Transformers learn in-context by gradient descent
Training Transformers on auto-regressive tasks can be closely related to well-known gradient-based meta-learning formulations. Shows how trained Transformers implement gradient descent in their forward pass, allowing for mechanistic understanding of optimized Transformers that learn in-context.
This could lead to improved optimization techniques and increased accuracy in regression problems in various domains.
FlexiViT: One Model for All Patch Sizes
Randomizing patch size during training leads to a model that performs well across a wide range of patch sizes, tailoring the model to different compute budgets at deployment time.

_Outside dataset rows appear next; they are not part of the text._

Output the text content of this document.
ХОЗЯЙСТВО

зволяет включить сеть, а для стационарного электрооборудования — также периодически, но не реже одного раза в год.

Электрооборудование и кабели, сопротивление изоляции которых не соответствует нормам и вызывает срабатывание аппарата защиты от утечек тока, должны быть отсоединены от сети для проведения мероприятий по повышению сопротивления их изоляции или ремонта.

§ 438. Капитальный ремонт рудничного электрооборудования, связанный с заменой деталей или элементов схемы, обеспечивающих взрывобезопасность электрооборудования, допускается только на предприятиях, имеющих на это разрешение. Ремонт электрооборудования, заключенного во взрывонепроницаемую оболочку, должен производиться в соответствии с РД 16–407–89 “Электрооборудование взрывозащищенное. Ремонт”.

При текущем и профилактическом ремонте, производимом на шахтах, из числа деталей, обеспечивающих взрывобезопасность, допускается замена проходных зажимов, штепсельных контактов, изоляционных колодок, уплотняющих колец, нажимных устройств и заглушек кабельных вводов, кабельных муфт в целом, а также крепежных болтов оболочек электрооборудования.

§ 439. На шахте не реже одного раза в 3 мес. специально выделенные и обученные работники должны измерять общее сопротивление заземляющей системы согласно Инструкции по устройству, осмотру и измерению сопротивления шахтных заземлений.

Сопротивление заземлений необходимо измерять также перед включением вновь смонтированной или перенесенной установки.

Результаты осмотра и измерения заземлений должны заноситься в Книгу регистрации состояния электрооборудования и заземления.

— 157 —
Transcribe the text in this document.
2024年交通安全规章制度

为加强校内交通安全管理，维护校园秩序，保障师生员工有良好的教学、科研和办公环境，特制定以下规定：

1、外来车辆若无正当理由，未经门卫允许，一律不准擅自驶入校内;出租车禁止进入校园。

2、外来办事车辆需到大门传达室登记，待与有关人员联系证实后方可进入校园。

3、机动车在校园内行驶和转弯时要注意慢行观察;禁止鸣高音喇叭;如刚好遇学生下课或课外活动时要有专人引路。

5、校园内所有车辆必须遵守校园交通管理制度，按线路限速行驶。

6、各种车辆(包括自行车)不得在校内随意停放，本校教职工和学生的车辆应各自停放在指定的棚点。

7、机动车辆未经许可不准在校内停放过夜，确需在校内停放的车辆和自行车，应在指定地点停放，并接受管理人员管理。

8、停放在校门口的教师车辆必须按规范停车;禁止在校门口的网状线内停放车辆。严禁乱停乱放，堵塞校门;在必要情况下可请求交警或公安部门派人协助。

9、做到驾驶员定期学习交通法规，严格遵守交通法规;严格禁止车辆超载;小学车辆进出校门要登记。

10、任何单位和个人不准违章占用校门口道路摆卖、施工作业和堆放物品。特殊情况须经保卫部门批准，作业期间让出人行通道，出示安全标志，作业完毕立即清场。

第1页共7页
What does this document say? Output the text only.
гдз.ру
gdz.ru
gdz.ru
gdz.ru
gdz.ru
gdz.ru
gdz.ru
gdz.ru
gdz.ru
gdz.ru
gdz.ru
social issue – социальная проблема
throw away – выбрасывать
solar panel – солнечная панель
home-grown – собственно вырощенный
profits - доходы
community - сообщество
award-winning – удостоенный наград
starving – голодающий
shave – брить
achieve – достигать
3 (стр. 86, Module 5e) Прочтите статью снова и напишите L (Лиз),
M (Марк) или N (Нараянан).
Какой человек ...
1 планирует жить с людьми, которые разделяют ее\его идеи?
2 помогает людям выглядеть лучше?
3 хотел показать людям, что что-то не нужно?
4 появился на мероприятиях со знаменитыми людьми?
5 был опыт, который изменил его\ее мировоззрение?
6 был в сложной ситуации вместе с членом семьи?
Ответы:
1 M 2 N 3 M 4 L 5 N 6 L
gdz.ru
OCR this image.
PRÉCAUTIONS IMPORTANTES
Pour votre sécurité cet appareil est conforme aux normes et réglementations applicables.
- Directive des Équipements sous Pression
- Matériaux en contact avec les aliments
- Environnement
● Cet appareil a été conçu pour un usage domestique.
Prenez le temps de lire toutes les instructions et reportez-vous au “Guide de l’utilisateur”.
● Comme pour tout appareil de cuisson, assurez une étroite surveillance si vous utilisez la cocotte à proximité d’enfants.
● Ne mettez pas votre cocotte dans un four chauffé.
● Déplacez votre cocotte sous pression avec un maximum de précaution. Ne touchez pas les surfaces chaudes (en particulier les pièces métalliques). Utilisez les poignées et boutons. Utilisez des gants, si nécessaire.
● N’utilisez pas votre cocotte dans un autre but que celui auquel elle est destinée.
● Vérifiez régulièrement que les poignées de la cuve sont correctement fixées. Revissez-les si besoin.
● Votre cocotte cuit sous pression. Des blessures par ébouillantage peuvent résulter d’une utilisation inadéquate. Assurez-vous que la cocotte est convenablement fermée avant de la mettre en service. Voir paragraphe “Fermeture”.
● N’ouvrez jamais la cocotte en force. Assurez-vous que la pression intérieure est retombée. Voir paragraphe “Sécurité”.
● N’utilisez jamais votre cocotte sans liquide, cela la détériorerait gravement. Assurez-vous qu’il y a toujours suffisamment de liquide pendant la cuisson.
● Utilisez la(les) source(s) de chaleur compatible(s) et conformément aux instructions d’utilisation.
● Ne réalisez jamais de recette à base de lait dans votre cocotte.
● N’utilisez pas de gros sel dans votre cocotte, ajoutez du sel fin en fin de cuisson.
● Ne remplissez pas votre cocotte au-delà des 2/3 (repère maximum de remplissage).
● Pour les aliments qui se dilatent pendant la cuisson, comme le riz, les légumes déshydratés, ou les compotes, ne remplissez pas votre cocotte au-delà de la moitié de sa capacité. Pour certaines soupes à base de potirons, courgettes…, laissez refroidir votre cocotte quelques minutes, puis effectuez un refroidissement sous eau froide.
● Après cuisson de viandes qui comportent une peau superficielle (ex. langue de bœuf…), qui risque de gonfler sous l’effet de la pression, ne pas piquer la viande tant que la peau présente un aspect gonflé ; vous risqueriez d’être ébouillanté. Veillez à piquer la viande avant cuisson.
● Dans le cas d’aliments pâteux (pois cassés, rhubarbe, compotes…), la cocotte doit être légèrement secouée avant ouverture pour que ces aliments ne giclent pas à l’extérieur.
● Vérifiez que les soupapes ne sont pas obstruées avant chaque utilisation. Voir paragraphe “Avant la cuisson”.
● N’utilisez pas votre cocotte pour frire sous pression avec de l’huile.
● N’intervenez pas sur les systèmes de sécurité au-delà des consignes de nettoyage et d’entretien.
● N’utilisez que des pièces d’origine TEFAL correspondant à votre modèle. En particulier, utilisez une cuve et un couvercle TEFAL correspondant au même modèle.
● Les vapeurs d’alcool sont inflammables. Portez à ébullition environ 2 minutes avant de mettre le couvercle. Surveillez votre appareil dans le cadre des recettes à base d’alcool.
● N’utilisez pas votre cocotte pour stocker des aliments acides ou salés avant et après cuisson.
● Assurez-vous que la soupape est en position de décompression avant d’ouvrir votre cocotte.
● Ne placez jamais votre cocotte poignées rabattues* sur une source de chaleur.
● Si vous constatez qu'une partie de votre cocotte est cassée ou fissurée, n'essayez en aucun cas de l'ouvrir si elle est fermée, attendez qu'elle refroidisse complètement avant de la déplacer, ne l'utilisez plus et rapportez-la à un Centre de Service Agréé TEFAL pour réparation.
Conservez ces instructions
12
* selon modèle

This can increase ease of implementation and make it easy to add compute-adaptive capabilities to most models relying on a ViT backbone architecture.
Image-and-Language Understanding from Pixels Only
CLIP-Pixels Only (CLIPPO) can perform well on natural language understanding tasks without word-level loss, and obtain good accuracy in visual question answering simply by rendering the question and image together.
This could increase the efficiency and ease of implementation for multimodal models, reducing the need for task- and modality-specific pieces and training procedures.
Attributed Question Answering: Evaluation and Modeling for Attributed Large Language Models
Proposes and studies Attributed QA as a key first step in the development of attributed LLMs.
Provides insights on the development of attributed LLMs and proposes a reproducible evaluation framework for Attributed QA.
MAViL: Masked Audio-Video Learners
Presents a self-supervised audio-visual model that outperforms external supervision on AudioSet and VGGSound benchmarks.
Offers a new approach for training audio-visual representations and sets a new SotA on AudioSet and VGGSound benchmarks.